A Landlord Discharging His Duty
A granite lion head, from the mouth of which water can be discharged into a basin immediately below. This is part of a monument in the centre of Blessington, County Wicklow erected to mark the coming of age in 1865 of Arthur Hill, later fifth Marquis of Downshire, whose family owned a large estate in the immediate area.
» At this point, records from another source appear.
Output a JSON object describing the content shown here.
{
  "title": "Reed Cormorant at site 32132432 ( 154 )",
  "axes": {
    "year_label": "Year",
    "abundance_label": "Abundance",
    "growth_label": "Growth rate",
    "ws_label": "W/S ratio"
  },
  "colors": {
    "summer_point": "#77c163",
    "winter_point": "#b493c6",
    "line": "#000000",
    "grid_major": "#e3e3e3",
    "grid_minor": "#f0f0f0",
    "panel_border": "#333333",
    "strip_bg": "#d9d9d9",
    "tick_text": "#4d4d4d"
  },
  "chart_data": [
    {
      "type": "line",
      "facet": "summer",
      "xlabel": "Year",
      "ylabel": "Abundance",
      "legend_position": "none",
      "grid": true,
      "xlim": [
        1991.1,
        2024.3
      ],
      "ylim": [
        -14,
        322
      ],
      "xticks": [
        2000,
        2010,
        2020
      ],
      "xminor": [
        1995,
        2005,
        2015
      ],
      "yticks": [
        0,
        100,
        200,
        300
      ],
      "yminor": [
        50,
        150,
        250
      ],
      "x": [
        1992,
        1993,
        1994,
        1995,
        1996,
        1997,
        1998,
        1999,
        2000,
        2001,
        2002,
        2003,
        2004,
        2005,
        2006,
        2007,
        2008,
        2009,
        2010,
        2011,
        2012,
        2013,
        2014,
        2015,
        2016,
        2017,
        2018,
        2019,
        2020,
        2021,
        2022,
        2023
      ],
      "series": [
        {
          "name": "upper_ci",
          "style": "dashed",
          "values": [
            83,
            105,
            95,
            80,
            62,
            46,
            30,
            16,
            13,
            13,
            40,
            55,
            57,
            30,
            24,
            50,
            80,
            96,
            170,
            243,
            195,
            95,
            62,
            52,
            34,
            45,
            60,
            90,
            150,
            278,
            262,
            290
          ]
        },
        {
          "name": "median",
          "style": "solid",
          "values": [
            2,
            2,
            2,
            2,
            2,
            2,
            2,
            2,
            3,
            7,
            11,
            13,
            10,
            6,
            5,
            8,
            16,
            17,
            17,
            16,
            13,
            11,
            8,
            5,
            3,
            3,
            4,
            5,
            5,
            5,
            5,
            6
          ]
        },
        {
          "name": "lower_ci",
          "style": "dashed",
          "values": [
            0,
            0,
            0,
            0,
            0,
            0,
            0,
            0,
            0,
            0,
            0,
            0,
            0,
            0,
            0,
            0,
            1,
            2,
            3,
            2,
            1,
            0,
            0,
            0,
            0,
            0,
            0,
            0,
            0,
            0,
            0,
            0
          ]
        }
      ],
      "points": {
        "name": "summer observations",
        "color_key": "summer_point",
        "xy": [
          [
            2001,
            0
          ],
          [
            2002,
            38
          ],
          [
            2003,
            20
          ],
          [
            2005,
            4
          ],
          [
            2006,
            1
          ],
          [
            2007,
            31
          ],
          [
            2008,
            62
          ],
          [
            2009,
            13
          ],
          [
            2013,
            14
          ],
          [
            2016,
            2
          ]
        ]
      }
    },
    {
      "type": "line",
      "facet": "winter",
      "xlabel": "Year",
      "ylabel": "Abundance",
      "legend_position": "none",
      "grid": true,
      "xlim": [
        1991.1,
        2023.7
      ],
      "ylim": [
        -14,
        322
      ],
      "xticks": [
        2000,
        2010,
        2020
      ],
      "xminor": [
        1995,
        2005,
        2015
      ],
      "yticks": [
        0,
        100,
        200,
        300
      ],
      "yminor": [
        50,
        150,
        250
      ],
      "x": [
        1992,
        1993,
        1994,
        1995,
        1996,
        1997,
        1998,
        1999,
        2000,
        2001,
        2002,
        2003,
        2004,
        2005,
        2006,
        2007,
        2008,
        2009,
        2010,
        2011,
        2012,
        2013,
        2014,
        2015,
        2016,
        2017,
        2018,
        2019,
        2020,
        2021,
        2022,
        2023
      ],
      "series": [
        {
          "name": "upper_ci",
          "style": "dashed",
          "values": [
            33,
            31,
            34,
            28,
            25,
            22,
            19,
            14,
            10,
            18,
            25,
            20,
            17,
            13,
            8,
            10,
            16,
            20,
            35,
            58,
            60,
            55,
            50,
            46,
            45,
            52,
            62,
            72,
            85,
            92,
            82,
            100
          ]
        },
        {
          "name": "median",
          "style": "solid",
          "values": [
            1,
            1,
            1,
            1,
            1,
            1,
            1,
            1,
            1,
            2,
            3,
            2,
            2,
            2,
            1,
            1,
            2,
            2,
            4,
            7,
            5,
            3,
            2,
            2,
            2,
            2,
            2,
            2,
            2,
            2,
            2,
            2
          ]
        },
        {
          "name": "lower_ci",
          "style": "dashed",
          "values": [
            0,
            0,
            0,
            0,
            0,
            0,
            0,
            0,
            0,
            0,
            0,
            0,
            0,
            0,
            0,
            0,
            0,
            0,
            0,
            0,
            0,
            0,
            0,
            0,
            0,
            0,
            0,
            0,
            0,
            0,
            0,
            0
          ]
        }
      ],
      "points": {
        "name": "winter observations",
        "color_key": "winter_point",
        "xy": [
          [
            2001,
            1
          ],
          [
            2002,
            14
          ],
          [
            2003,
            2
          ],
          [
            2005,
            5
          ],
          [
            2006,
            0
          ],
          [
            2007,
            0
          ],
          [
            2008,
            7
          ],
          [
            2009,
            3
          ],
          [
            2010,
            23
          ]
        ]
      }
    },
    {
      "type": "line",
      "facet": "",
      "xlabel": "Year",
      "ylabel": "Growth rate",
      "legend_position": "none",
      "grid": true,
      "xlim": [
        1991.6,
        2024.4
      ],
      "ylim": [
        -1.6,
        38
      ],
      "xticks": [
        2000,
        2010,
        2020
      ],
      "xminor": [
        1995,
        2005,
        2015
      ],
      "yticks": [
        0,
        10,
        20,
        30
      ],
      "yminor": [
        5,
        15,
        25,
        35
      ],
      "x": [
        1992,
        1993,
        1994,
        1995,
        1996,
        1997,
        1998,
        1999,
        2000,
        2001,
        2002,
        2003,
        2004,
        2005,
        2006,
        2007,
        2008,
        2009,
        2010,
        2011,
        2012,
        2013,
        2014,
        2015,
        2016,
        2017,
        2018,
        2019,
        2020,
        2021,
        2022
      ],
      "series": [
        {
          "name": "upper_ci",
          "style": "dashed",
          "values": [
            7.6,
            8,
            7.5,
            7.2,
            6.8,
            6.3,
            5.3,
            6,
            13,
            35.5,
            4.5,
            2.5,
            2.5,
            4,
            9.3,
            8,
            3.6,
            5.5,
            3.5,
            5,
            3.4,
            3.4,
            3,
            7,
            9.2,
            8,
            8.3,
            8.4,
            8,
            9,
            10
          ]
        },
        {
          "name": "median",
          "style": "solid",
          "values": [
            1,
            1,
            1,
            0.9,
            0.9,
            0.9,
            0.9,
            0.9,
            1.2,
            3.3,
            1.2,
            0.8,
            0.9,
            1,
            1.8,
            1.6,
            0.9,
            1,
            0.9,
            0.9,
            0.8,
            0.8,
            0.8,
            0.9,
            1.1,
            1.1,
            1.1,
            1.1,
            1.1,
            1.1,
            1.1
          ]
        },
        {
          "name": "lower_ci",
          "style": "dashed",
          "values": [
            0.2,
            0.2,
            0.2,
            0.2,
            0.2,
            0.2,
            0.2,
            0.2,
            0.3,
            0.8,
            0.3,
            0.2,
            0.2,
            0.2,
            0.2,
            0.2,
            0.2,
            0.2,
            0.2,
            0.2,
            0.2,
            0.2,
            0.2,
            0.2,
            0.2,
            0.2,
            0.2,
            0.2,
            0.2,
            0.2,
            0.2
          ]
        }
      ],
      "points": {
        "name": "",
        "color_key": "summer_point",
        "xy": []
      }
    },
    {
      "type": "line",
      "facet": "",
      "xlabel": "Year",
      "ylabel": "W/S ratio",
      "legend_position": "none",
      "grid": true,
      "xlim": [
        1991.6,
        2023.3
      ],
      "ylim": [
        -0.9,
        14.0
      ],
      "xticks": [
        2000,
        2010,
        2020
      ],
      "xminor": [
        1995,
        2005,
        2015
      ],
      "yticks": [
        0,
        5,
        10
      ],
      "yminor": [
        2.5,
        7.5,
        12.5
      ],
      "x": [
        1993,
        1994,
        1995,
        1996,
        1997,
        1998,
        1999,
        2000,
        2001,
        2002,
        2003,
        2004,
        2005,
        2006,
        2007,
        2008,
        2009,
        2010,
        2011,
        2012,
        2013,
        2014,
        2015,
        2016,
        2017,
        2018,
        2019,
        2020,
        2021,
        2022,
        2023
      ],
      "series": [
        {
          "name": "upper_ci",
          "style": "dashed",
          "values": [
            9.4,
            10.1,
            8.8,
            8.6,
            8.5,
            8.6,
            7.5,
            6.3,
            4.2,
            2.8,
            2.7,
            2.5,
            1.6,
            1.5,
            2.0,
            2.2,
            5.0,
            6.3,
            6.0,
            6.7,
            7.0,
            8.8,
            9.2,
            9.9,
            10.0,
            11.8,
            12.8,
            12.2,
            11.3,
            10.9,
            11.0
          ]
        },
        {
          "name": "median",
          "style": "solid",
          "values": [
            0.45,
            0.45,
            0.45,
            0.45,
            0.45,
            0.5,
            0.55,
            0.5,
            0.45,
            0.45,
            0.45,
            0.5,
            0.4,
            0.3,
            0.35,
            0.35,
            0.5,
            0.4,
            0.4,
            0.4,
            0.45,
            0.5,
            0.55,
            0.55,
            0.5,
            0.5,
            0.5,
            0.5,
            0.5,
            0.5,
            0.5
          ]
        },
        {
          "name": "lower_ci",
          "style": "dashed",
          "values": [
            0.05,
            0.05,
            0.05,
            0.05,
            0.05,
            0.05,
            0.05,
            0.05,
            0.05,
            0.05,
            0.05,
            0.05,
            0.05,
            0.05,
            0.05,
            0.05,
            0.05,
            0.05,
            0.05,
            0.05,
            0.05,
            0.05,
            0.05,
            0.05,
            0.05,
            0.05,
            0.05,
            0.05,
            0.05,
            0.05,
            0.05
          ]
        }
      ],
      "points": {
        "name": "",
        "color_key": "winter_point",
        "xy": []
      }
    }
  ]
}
On another side of the same memorial it is recorded that the water here was ‘supplied at the cost of a kind and generous landlord for the benefit of his attached and loyal tenants.’
In Grateful Memory
In the small village of Kenagh, County Longford rises this limestone gothic revival clock tower dated 1878. Designed by the English architect Sir Robert William Edis, it features a number of marble plaques including one showing the man in whose memory the monument was erected, the Hon Laurence Harman King-Harman who had died three years earlier. A younger son of General Robert Edward King, first Viscount Lorton, and a younger brother of Robert King, sixth Earl of Kingston, the Hon Laurence lived not far away at Newcastle, Ballymahon. A panel below the portrait declares that the clock tower was erected by his tenants and friends ‘in grateful memory of a good landlord and an upright man.’ Within a decade the expression of such sentiments would have begun to fall out of favour following the rise of the Land League. The cost of over £1,000 was seemingly covered by local subscription. There is another clock tower likewise erected to honour the Hon Laurence in the centre of Boyle, County Roscommon where his family had their main estates. Has there been any other person similarly commemorated in this country?